In recent years, North Korean dictator Kim Jong-un has responded to international condemnation over human rights violations with threats underscored by nuclear and missile tests.

“We are ready to retaliate with far bigger actions to make the U.S. pay a price for its crime against our country and people,” the reclusive nation recently warned, through its official Korean Central News Agency.

A North Korean ‘earthquake’ last month which registered 6.3 on the Richter scale was reported by Quartz to have been caused by a test of the hermit kingdom’s most powerful weapon yet: a hydrogen bomb.

North Korea has also tested its upgraded missile range, with an August 29th launch that put the US territory of Guam in its reach, according to CNN. Ex-CIA Director Michael Hayden believes North Korea will be able to deliver a nuclear payload to Seattle by 2020.

Though these facts are alarming, Cresskill students take them with a grain of salt.

“The United States has the largest military in the world,” said Rachel Kim, a junior of Korean-American heritage, adding that “Kim Jong-Un is aware of this.”

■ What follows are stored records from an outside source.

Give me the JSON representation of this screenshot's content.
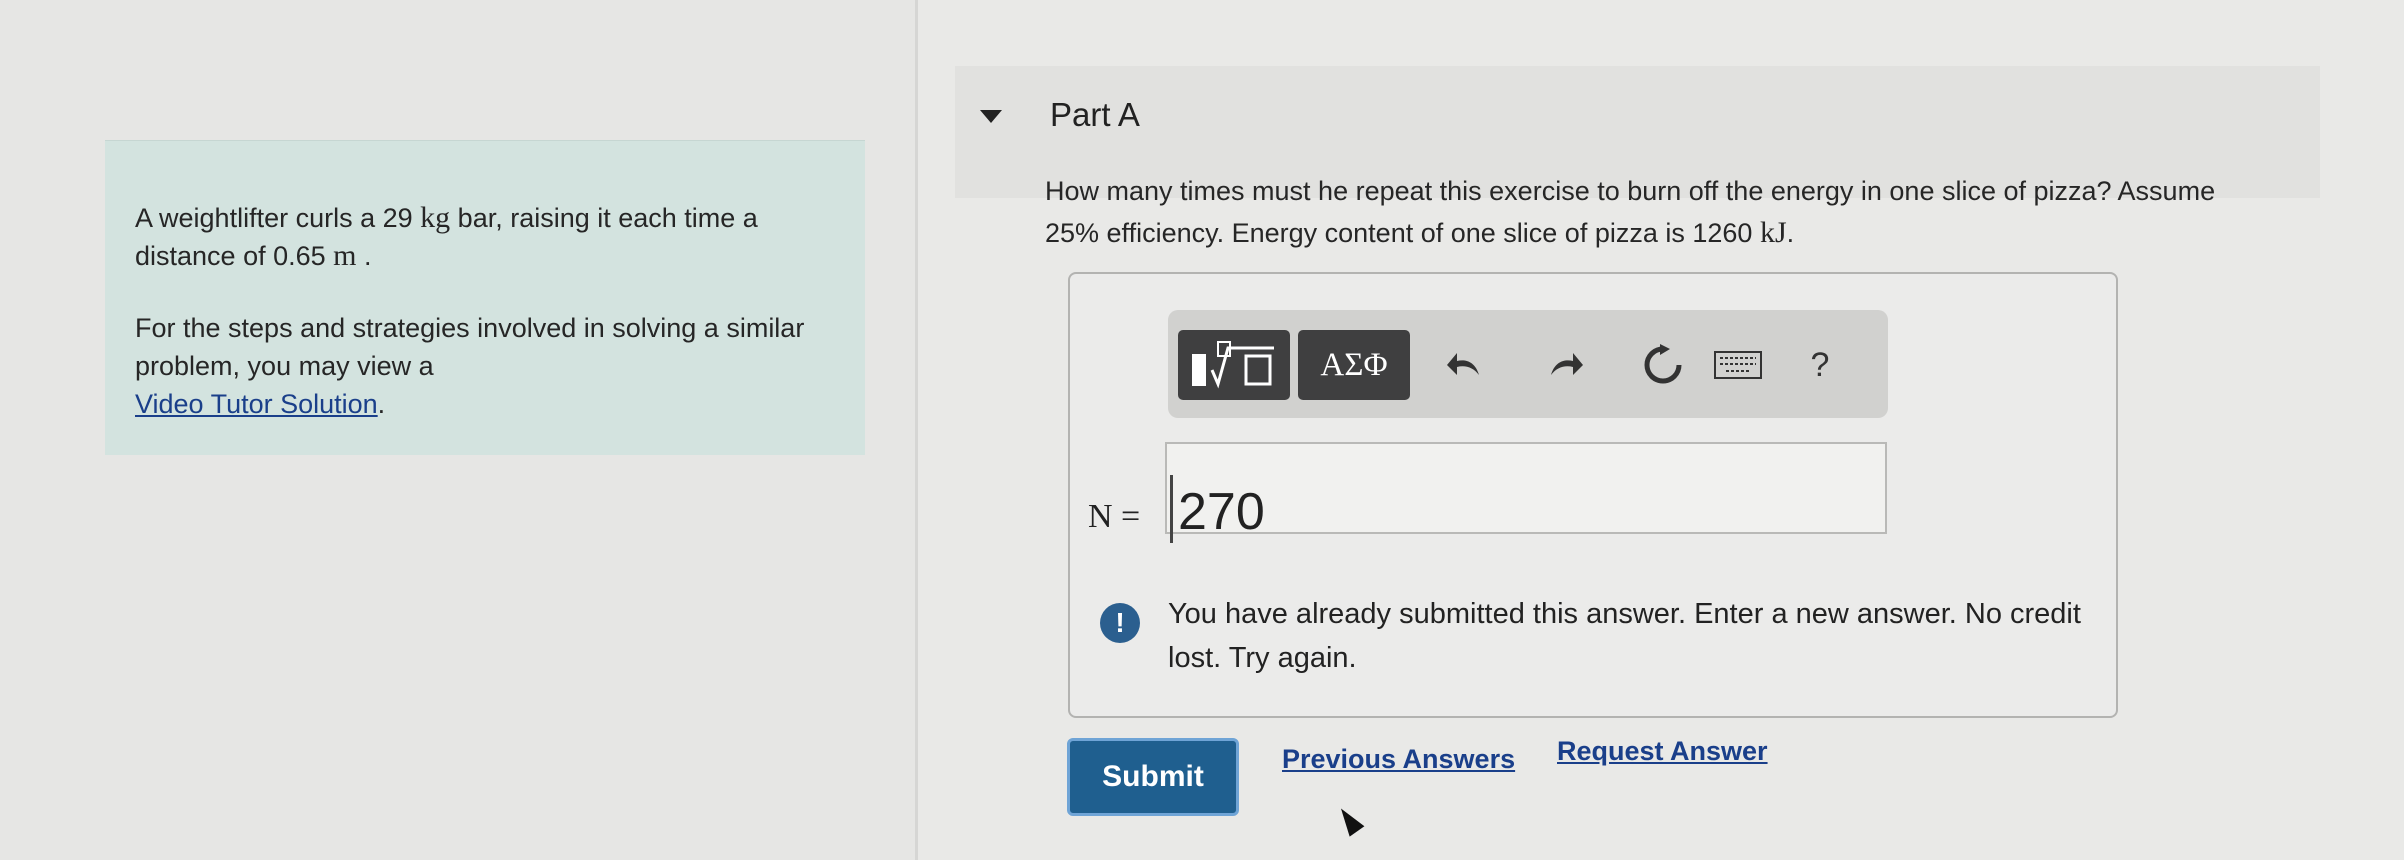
{
  "problem": {
    "text_part1": "A weightlifter curls a 29",
    "mass_unit": "kg",
    "text_part2": "bar, raising it each time a distance of 0.65",
    "distance_unit": "m",
    "text_part3": ".",
    "hint_text": "For the steps and strategies involved in solving a similar problem, you may view a",
    "hint_link": "Video Tutor Solution",
    "hint_end": "."
  },
  "part": {
    "title": "Part A",
    "question_part1": "How many times must he repeat this exercise to burn off the energy in one slice of pizza? Assume 25% efficiency. Energy content of one slice of pizza is 1260",
    "question_unit": "kJ",
    "question_end": "."
  },
  "toolbar": {
    "symbols_label": "ΑΣΦ",
    "help_label": "?",
    "icons": [
      "templates-icon",
      "undo-icon",
      "redo-icon",
      "reset-icon",
      "keyboard-icon",
      "help-icon"
    ]
  },
  "answer": {
    "variable_label": "N =",
    "value": "270"
  },
  "feedback": {
    "message": "You have already submitted this answer. Enter a new answer. No credit lost. Try again."
  },
  "actions": {
    "submit_label": "Submit",
    "previous_answers_label": "Previous Answers",
    "request_answer_label": "Request Answer"
  }
}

Another student, who has lived in South Korea, noted that Kim’s previous threats have been “empty,” so “it’s natural to assume that their threats are empty again.”

“North Korea is a weak country that is hanging onto China,” said a third student of Korean heritage who asked not to be named. “They always bluff, so I don’t really care.”

North Korea’s threats show no sign of diminishing, but it appears most Cresskill students aren’t letting them disrupt their lives.